Topol talks healthcare's digital future
The man once hailed by GQ Magazine as one of the 12 "rock stars of science" doesn't predict a rosy future for hospitals or medical clinics. But he does expect the individual consumer to be much more aware and proactive about healthcare.
In a Tuesday morning 2013 HIMSS Conference & Exhibition keynote replete with pop culture references and visual guides, Eric J. Topol, director of the Scripps Translational Science Institute and author of The Creative Destruction of Medicine: How the Digital Revolution Will Create Better Health Care, delivered a ringing endorsement of the smartphone as the healthcare delivery platform of the future.
Digital health has gotten to a point, he said, where the average consumer can measure and track vital signs and other physiological data through his or her smartphone, thereby creating a "Google map of each individual." That, he said, flies in the face of America's healthcare industry, which is poised to experience a technological revolution similar to the 'Arab Spring" revolts that swept through the Mideast.

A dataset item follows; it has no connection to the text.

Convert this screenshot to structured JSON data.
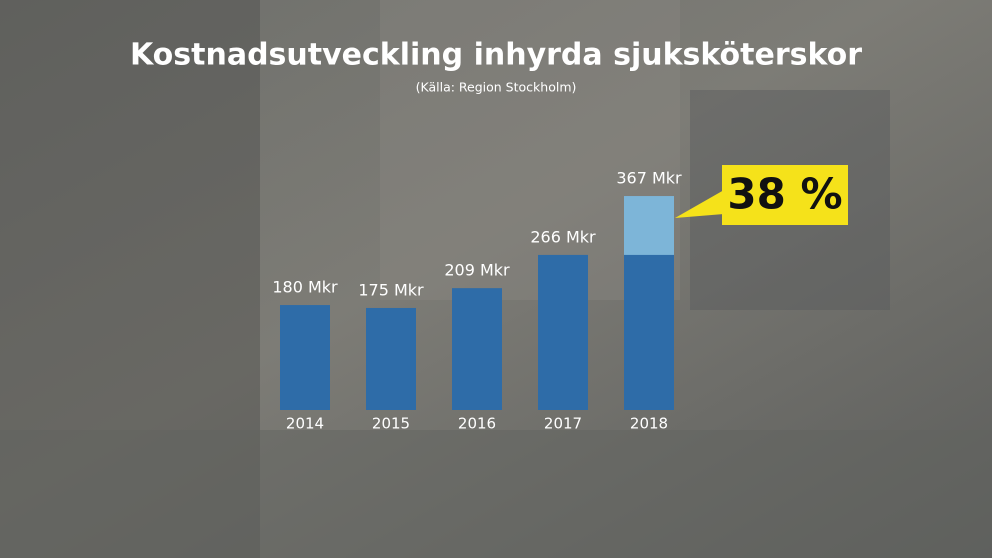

"We practice medicine today at a population level," said Topol, who is also a cardiologist and the West Endowed Chair of Innovative Medicine at San Diego-based Scripps Health. "We do everything the same. We don't recognize each person as an individual."
And digital health, he said, will change all of that.
Topol argued that population health leads to wasteful and even potentially dangerous practices, such as prostate exams and mammograms. Digital health tools would enable each individual to determine if he or she would need a test, he said.
The smartphone – the "lab on a chip" – can and will replace the annual physical, Topol predicted, and offer opportunities to screen for a wide variety of ailments, from lung disease and eye problems to heart issues, high blood pressure and diabetes.
Topol predicted that healthcare would move away from the hospital – which George Orwell once called "the antechamber to the tomb" – and toward the home, with consumers in charge of their own health and health data and physicians propelled into the role of specialists.
He also touted the development of handheld genome sequencers, and said science and medicine are moving towards a day when an individual's genomes can be mapped and used to detect, cure and possibly even prevent diseases like cancer.
And all it's going to take, he said, is a sense of empowerment on the part of the individual, armed with a smartphone.
'What we need to do is tear down that wall," he said.